This section provides information and guidelines to develop and implement a totally smokefree policy for sporting clubs.
Assess the current situation
It is important to consider the current situation, and how sporting club members and participants feel about going completely smokefree. You could ask for their suggestions at committee meetings and invite feedback on your proposal to become a smokefree club. This will help to assess the level of support in going smokefree and also any sources of resistance. You can even circulate a short survey to members.
View a sample club survey: The sample survey can be used to find out the opinions of club members before implementing a smokefree policy
Develop a smokefree policy and gain support from the committee
Developing a good smokefree policy requires providing information to members, considering feedback, and discussing the policy at the next committee meeting. This will help inform the decision about whether to go smokefree. It is important to ensure the committee supports the decision and identifies champions for the implementation of the policy. When developing the policy, remember to include their obligations to comply with existing legislation.
Finally, consider a compliance strategy to ensure everyone knows what is expected of them. A compliance strategy should outline strategies to assist people to follow the policy. You can include: asking people if they are aware of the bans, informing them where they can smoke and informing them of the reasons for the ban.
View the Sample smokefree policy for meeting existing legislation. This policy template can be used to ensure sporting clubs meet the existing minimum requirements for smokefree areas under the current legislation.
View the Sample smokefree policy for partially smokefree. This policy template can be used for implementing a smokefree policy, although a single smoking area out of line of sight of playing areas will be maintained.
View the Sample smokefree policy for completely smokefree. This policy template can be used to bring in a completely smokefree policy at sporting clubs; anyone who wishes to smoke will have to leave the premises
View how to approach non-compliance. This section explains some strategies for dealing with people who may continue to smoke in smokefree areas
Communicate the policy
Notify all club members, as well as its league / association and other local clubs of the new policy and the date it comes into effect. Remember that other people from outside the club will need to abide by the new policy and they will need to know about it. Promote the new policy to local media and community groups, like schools and kindergartens. This is a great way to be a leader in your community and show other clubs they can make the same positive changes.

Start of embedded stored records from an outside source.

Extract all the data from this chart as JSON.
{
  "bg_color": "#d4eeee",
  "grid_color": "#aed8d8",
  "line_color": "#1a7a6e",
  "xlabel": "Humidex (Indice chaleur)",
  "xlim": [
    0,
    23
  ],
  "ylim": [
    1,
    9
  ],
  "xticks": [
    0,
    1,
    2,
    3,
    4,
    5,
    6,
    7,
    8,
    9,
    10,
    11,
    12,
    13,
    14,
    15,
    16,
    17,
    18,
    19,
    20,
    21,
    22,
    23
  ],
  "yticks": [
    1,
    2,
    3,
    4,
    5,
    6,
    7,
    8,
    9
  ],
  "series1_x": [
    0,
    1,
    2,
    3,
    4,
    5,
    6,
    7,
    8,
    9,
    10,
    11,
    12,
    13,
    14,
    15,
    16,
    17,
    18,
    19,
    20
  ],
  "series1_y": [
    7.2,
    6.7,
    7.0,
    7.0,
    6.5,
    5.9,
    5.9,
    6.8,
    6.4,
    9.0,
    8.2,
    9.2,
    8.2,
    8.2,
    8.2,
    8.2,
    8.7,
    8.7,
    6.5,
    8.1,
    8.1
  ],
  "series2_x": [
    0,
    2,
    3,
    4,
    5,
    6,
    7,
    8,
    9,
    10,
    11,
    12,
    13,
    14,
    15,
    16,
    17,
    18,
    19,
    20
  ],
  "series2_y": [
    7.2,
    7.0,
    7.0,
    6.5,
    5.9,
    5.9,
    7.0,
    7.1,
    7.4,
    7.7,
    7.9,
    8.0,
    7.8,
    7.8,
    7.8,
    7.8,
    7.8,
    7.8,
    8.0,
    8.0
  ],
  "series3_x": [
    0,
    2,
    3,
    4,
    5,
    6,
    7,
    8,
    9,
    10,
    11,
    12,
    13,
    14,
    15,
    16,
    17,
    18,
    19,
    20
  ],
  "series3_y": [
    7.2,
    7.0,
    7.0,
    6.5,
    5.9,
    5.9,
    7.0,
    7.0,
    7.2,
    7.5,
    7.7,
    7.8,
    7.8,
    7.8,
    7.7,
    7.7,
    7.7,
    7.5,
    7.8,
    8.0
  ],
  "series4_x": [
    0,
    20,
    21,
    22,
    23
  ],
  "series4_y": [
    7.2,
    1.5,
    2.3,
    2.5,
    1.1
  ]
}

View a sample communication text. This document contains templates for use by clubs to develop communication explaining their smokefree policy
Install signage in places where people currently smoke and where it is visible. Ensure there is some signage at the entrance of the ground and include some resources for people who may be interested in quitting themselves. Make sure all signage and resources are in place before the start of the new policy so people will be prepared for the change.
Resources available from the Department of Health
Signs, posters and booklets can be ordered via an online order form on the Victorian Department of Health’s Tobacco Reforms website. Fact sheets are also available in Arabic, Chinese and Vietnamese.

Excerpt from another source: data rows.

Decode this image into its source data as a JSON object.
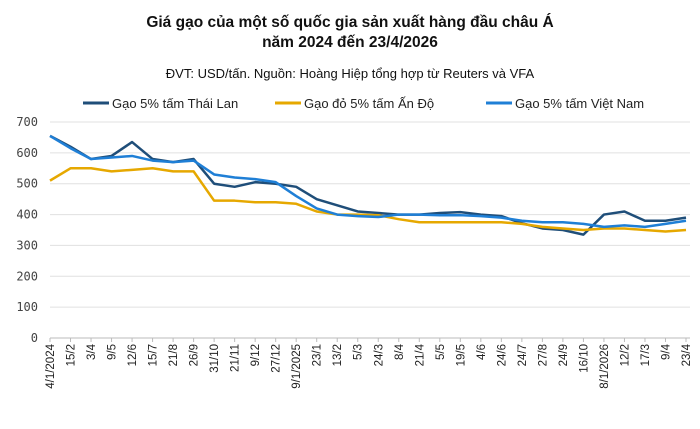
{
  "chart_data": {
    "type": "line",
    "title": [
      "Giá gạo của một số quốc gia sản xuất hàng đầu châu Á",
      "năm 2024 đến 23/4/2026"
    ],
    "subtitle": "ĐVT: USD/tấn. Nguồn: Hoàng Hiệp tổng hợp từ Reuters và VFA",
    "ylim": [
      0,
      700
    ],
    "yticks": [
      0,
      100,
      200,
      300,
      400,
      500,
      600,
      700
    ],
    "grid": true,
    "legend": "top",
    "categories": [
      "4/1/2024",
      "15/2",
      "3/4",
      "9/5",
      "12/6",
      "15/7",
      "21/8",
      "26/9",
      "31/10",
      "21/11",
      "9/12",
      "27/12",
      "9/1/2025",
      "23/1",
      "13/2",
      "5/3",
      "24/3",
      "8/4",
      "21/4",
      "5/5",
      "19/5",
      "4/6",
      "24/6",
      "24/7",
      "27/8",
      "24/9",
      "16/10",
      "8/1/2026",
      "12/2",
      "17/3",
      "9/4",
      "23/4"
    ],
    "series": [
      {
        "name": "Gạo 5% tấm Thái Lan",
        "color": "#1f4e79",
        "values": [
          655,
          620,
          580,
          590,
          635,
          580,
          570,
          580,
          500,
          490,
          505,
          500,
          490,
          450,
          430,
          410,
          405,
          400,
          400,
          405,
          408,
          400,
          395,
          372,
          355,
          350,
          335,
          400,
          410,
          380,
          380,
          390
        ]
      },
      {
        "name": "Gạo đỏ 5% tấm Ấn Độ",
        "color": "#e6a800",
        "values": [
          510,
          550,
          550,
          540,
          545,
          550,
          540,
          540,
          445,
          445,
          440,
          440,
          435,
          410,
          400,
          400,
          398,
          385,
          375,
          375,
          375,
          375,
          375,
          370,
          360,
          355,
          350,
          355,
          355,
          350,
          345,
          350
        ]
      },
      {
        "name": "Gạo 5% tấm Việt Nam",
        "color": "#1f7fd6",
        "values": [
          655,
          615,
          580,
          585,
          590,
          575,
          570,
          575,
          530,
          520,
          515,
          505,
          460,
          420,
          400,
          395,
          392,
          400,
          400,
          398,
          398,
          395,
          390,
          380,
          375,
          375,
          370,
          360,
          365,
          360,
          370,
          380
        ]
      }
    ]
  }
}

No smoking signs can be ordered by emailing firstname.lastname@example.org.
If clubs wish to implement their own total ban on smoking, a standard no smoking sign (without reference to the Tobacco Act 1987 and 'penalties may apply') in a Word or PDF format is available by contacting email@example.com.

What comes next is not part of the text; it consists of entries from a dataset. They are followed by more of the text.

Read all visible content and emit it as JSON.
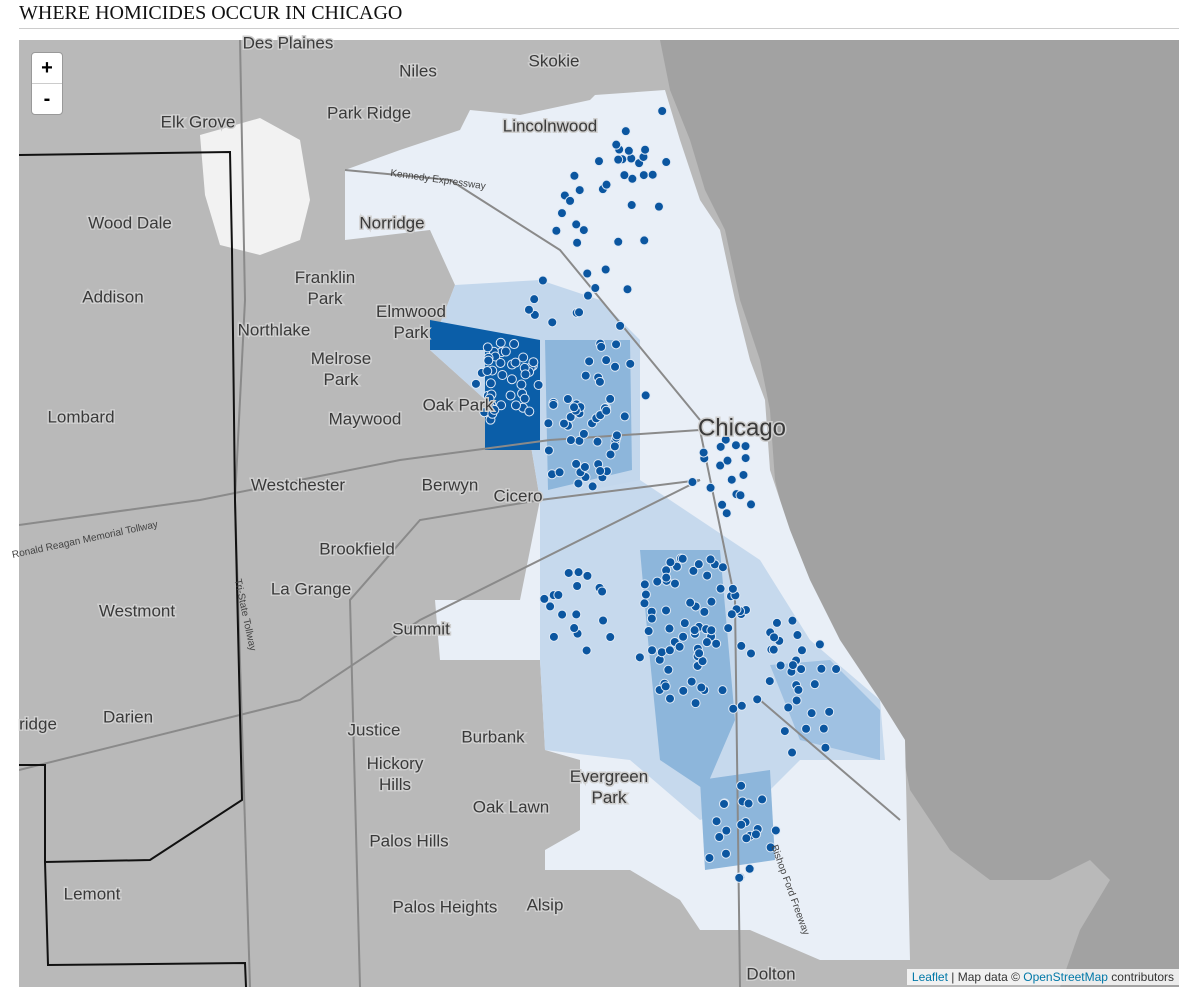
{
  "header": {
    "title": "WHERE HOMICIDES OCCUR IN CHICAGO"
  },
  "map": {
    "zoom_in": "+",
    "zoom_out": "-",
    "places": [
      "Des Plaines",
      "Niles",
      "Skokie",
      "Park Ridge",
      "Elk Grove",
      "Lincolnwood",
      "Norridge",
      "Wood Dale",
      [
        "Franklin",
        "Park"
      ],
      "Addison",
      "Northlake",
      [
        "Elmwood",
        "Park"
      ],
      [
        "Melrose",
        "Park"
      ],
      "Oak Park",
      "Maywood",
      "Lombard",
      "Chicago",
      "Westchester",
      "Berwyn",
      "Cicero",
      "Brookfield",
      "La Grange",
      "Westmont",
      "Summit",
      "Darien",
      "ridge",
      "Justice",
      "Burbank",
      [
        "Hickory",
        "Hills"
      ],
      [
        "Evergreen",
        "Park"
      ],
      "Oak Lawn",
      "Palos Hills",
      "Lemont",
      "Palos Heights",
      "Alsip",
      "Dolton"
    ],
    "roads": [
      "Kennedy Expressway",
      "Ronald Reagan Memorial Tollway",
      "Tri-State Tollway",
      "Bishop Ford Freeway"
    ],
    "attribution": {
      "link1": "Leaflet",
      "middle": " | Map data © ",
      "link2": "OpenStreetMap",
      "end": " contributors"
    }
  }
}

Children’s area specific resources including signs, brochures, posters, palm cards and fact sheets are also available for download on the Victorian Department of Health’s Tobacco Reforms website. Fact sheets are also available in Simplified Chinese, Arabic, Dari, Karen and Vietnamese.
Consider if the policy and implementation has been a success. If you need to change anything or go back to one of the earlier steps, then do so and make sure the progress of the policy is communicated to club members.